Rip-Offs 101
The prices of college textbooks are ridiculous. But solving the problem is more complicated than students think.
There are a few things college students can count on every fall: all-nighters, keg parties, new features on Facebook, and textbooks that cost a small fortune. Books and supplies set most students back about $900 a year, and prices have risen an average of 6 percent annually for the past two decades twice the rate of inflation and just slightly lower than the rise in tuition and fees. It's become so exorbitant that politicians are even weighing in. State Representative Steven Walsh of Lynn has filed a bill aimed at lowering the cost of books. Finally, students might be thinking, those greedy college bookstores will get what's coming to them. But stores aren't really causing the price problem, and they alone can't fix it.
It makes sense that college booksellers would get a bad rap. After shelling out $400 to $600 at the start of a semester, many students return to stores after finals, only to be stunned by how little they get for selling books back. An oceanography book that cost me more than $100 four years ago as a freshman fetched all of three bucks. But the buyback prices are largely based on what used-book wholesalers will pay for a book, and those prices are determined by the anticipated demand the following semester, which is low if the book isn't widely used or a new edition is coming out. And when you buy a new book, the average markup at college bookstores is comparable to that of traditional US retailers.
So if the stores aren't to blame, then who is? Many other state legislatures have been looking at textbook publishers lately, and rightly so. Publishers say their prices help cover the high cost of developing new supplements and technological tools needed for today's courses. But a couple of states, Washington and Connecticut, have passed legislation to curb some practices by publishers, such as bundling books so students are forced to buy a supplementary workbook or CD, not disclosing prices to instructors, and issuing new editions too frequently. New versions of McGraw-Hill's Philosophy: The Power of Ideas, an introductory text, were published in 2002, 2004, and 2007. Have the basics of Plato and Nietzsche really changed that much in the new millennium? Even in his ever-shifting field, Michael Corgan, an international relations professor at Boston University who is also an author, says that one out of three new editions of textbooks I have looked at are really unnecessary.
Walsh's bill, which will be discussed at a hearing next month, would require bundled books to also be sold separately and for publishers to make wholesale-price lists available to faculty members, who can have more of an impact on this issue than they realize. For example, in a new guaranteed buyback program at UMass-Amherst, professors commit to a book for at least two semesters, allowing the campus bookstore to resell them for a cheaper price the following semester. A student paying $100 for a new book this semester would be guaranteed $50 back; the following semester, someone returning the book would recoup $25. But only about a quarter of the faculty participate. Why? Mainly because they don't want to commit to a book for more than one semester, and they'd have to get their orders in earlier (April for the fall semester), according to Richard Rogers, a statistics instructor and faculty adviser to the provost. Even at schools without guaranteed buyback programs, the lag in ordering, which prevents a bookstore from retaining more used copies, is a problem.

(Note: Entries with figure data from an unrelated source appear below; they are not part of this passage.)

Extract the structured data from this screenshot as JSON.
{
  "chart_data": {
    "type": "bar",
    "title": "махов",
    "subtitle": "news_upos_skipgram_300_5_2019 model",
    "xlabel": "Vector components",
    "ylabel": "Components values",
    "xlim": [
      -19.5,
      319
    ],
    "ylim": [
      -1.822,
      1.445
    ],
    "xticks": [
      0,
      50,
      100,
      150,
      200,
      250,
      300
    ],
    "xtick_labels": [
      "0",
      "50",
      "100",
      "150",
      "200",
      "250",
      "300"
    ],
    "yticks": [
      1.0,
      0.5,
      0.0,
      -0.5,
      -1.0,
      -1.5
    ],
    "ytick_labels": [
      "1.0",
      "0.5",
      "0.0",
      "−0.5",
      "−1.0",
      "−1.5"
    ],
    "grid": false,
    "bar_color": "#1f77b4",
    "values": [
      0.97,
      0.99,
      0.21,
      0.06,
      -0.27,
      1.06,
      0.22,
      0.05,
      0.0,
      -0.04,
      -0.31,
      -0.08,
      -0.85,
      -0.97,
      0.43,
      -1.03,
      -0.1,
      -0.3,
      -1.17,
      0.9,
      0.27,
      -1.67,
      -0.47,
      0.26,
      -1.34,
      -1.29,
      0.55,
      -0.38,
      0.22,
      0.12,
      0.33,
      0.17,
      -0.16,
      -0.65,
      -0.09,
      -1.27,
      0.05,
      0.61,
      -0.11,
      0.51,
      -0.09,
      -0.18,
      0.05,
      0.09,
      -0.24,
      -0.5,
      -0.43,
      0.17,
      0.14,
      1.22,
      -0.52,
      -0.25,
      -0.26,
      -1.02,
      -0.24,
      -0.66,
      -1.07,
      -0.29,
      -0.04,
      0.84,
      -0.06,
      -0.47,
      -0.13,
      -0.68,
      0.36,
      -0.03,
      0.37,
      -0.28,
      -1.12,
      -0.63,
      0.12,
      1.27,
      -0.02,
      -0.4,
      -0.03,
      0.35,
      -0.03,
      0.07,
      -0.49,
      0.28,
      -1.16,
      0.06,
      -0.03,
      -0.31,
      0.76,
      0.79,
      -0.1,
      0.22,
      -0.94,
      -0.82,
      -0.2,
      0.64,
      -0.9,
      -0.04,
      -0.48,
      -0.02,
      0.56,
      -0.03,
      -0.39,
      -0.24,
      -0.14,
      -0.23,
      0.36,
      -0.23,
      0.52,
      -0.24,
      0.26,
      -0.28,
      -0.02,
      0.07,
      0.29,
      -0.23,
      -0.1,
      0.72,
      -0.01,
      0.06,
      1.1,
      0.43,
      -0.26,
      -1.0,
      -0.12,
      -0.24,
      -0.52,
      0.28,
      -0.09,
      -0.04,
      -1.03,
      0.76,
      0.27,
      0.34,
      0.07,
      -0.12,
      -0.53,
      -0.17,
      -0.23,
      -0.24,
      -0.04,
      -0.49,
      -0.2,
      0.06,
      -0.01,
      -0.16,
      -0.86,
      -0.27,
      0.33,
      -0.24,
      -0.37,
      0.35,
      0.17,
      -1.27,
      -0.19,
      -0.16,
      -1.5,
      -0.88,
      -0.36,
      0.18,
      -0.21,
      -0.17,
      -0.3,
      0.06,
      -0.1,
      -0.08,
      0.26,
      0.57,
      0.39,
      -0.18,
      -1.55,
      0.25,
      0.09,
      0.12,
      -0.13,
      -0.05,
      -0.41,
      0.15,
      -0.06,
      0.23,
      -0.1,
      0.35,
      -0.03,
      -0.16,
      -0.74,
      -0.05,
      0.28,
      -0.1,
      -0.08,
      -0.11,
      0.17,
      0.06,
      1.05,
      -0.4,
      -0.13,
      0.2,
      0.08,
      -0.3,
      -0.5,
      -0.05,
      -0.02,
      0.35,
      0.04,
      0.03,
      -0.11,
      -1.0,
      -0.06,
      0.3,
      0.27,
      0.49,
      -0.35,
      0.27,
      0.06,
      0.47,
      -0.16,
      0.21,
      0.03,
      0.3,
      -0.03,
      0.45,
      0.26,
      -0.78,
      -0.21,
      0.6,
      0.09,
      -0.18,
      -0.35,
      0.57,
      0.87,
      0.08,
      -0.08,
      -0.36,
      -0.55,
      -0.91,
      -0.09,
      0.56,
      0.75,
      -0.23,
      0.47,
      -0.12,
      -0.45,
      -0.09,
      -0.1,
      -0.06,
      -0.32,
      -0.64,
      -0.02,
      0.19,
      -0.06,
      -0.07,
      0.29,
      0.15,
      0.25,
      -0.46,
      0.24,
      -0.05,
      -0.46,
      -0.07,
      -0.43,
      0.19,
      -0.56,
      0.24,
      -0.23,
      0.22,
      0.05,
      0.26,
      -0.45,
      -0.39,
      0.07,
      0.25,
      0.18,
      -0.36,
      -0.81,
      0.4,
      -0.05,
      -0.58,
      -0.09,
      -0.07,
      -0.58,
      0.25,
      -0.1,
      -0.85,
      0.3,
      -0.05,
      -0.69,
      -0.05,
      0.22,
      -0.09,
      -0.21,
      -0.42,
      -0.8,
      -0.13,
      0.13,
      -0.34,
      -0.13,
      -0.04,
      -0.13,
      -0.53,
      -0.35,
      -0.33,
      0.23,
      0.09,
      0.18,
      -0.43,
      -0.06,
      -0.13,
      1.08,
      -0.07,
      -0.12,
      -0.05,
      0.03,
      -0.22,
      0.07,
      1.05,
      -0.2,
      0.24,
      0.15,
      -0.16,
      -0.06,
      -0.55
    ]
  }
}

Ultimately, significant price reduction is possible only if we assess the whole crazy system. If Walsh's bill passes, it will be a step in the right direction, but for students to see real change, professors would need to use the new information when selecting books. And we need to examine bigger questions: Should college bookstores be nonprofit? Are large-scale rental programs feasible? Would students buy more e-books if they were available? For now, a little coaxing by college administrators would help faculty pick books earlier. Then, schools could make book lists available over breaks, and students would have more time to comparison-shop at other stores or online.
Buying textbooks online crossed my mind once. The problem was, I hadn't been able to find out what books I needed until the first day of class, and, by then, at least 100 pages of reading were hanging over my head. So I did what many students do: I slapped down my shiny new Visa card for a shiny new book and braced myself for another new subject: debt.